Plain clothed officers made their way to the victim’s house and waited in the hallway for the courier to arrive.
Marcello Gaspar subsequently knocked on door and told the victim he was there to collect the cash on behalf of a police sergeant.
Gaspar, of Arundel Road, Birmingham, was arrested at the address on suspicion of fraud by false representation.
He pleaded guilty to the offence and on Thursday 6 August, he appeared at Chester Crown Court where he was sentenced to 15 weeks in prison, suspended for two years,
He has also been ordered to complete 60 hours unpaid work.
Following his sentencing Detective Sergeant Chris Jacques from the Cheshire Police Economic Crime Unit said: “To specifically target a vulnerable, elderly man with the intent to defraud him of thousands of pounds is simply sickening and I cannot understand how somebody can stoop so low as to commit such an offence.

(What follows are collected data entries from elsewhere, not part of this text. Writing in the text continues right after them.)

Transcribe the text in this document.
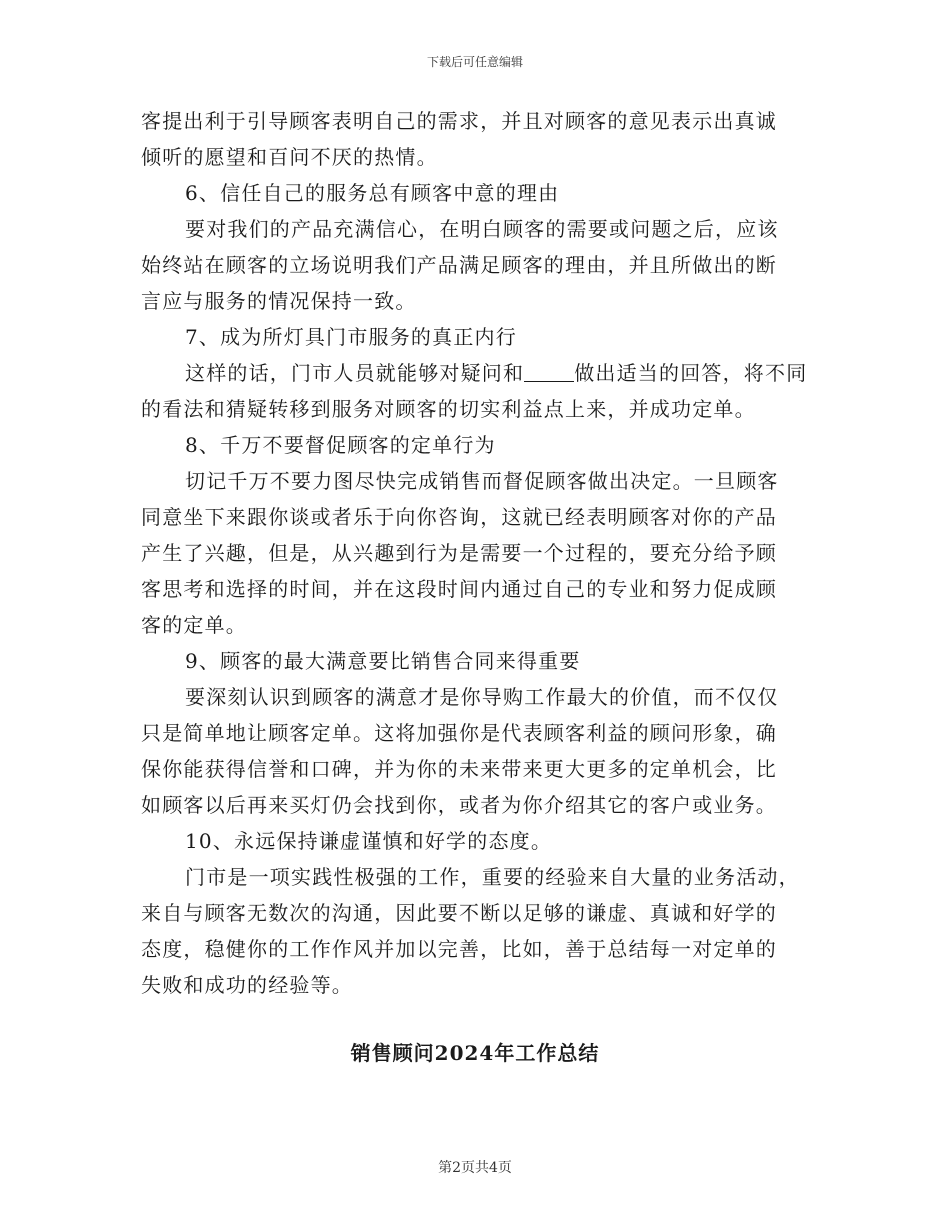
下载后可任意编辑
客提出利于引导顾客表明自己的需求，并且对顾客的意见表示出真诚
倾听的愿望和百问不厌的热情。
6、信任自己的服务总有顾客中意的理由
要对我们的产品充满信心，在明白顾客的需要或问题之后，应该
始终站在顾客的立场说明我们产品满足顾客的理由，并且所做出的断
言应与服务的情况保持一致。
7、成为所灯具门市服务的真正内行
这样的话，门市人员就能够对疑问和	做出适当的回答，将不同
的看法和猜疑转移到服务对顾客的切实利益点上来，并成功定单。
8、千万不要督促顾客的定单行为
切记千万不要力图尽快完成销售而督促顾客做出决定。一旦顾客
同意坐下来跟你谈或者乐于向你咨询，这就已经表明顾客对你的产品
产生了兴趣，但是，从兴趣到行为是需要一个过程的，要充分给予顾
客思考和选择的时间，并在这段时间内通过自己的专业和努力促成顾
客的定单。
9、顾客的最大满意要比销售合同来得重要
要深刻认识到顾客的满意才是你导购工作最大的价值，而不仅仅
只是简单地让顾客定单。这将加强你是代表顾客利益的顾问形象，确
保你能获得信誉和口碑，并为你的未来带来更大更多的定单机会，比
如顾客以后再来买灯仍会找到你，或者为你介绍其它的客户或业务。
10、永远保持谦虚谨慎和好学的态度。
门市是一项实践性极强的工作，重要的经验来自大量的业务活动，
来自与顾客无数次的沟通，因此要不断以足够的谦虚、真诚和好学的
态度，稳健你的工作作风并加以完善，比如，善于总结每一对定单的
失败和成功的经验等。
销售顾问2024年工作总结
第2页共4页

“In this case, it was only due to the fact that the victim saw the police poster in the bank and realised that he was being scammed that we were able to bring Gasper to justice.
“Sadly, this is not always the outcome and over the past twelve months we are aware of many more victims who have lost thousands of pounds. The impact of these scams can be both financially and emotionally devastating, and in many cases the people responsible are never traced.”
Gasper was caught thanks to a poster which had been displayed in the bank as part of a concerted campaign launched by Cheshire Police to help tackle courier fraud.
The campaign has been supported by the majority of banks and building societies.
Cheshire Police and Crime Commissioner David Keane, said: “I would personally like to thank the bank and building society managers across Cheshire who have been extremely proactive in displaying these posters and helping us tackle courier fraud.
“Those who perpetrate this type of crime are preying on, primarily, the older members of society by purporting to be from the police or a financial institution. They coerce the victim to withdraw large amounts of cash to ‘assist them in an ongoing investigation’ and then disappear with the money.
“The impact of these scams can be both absolutely devastating but, with the work that frontline officers are doing with the support of our banks and building societies, I hope that we are able to prevent more of this type of crime being committed.”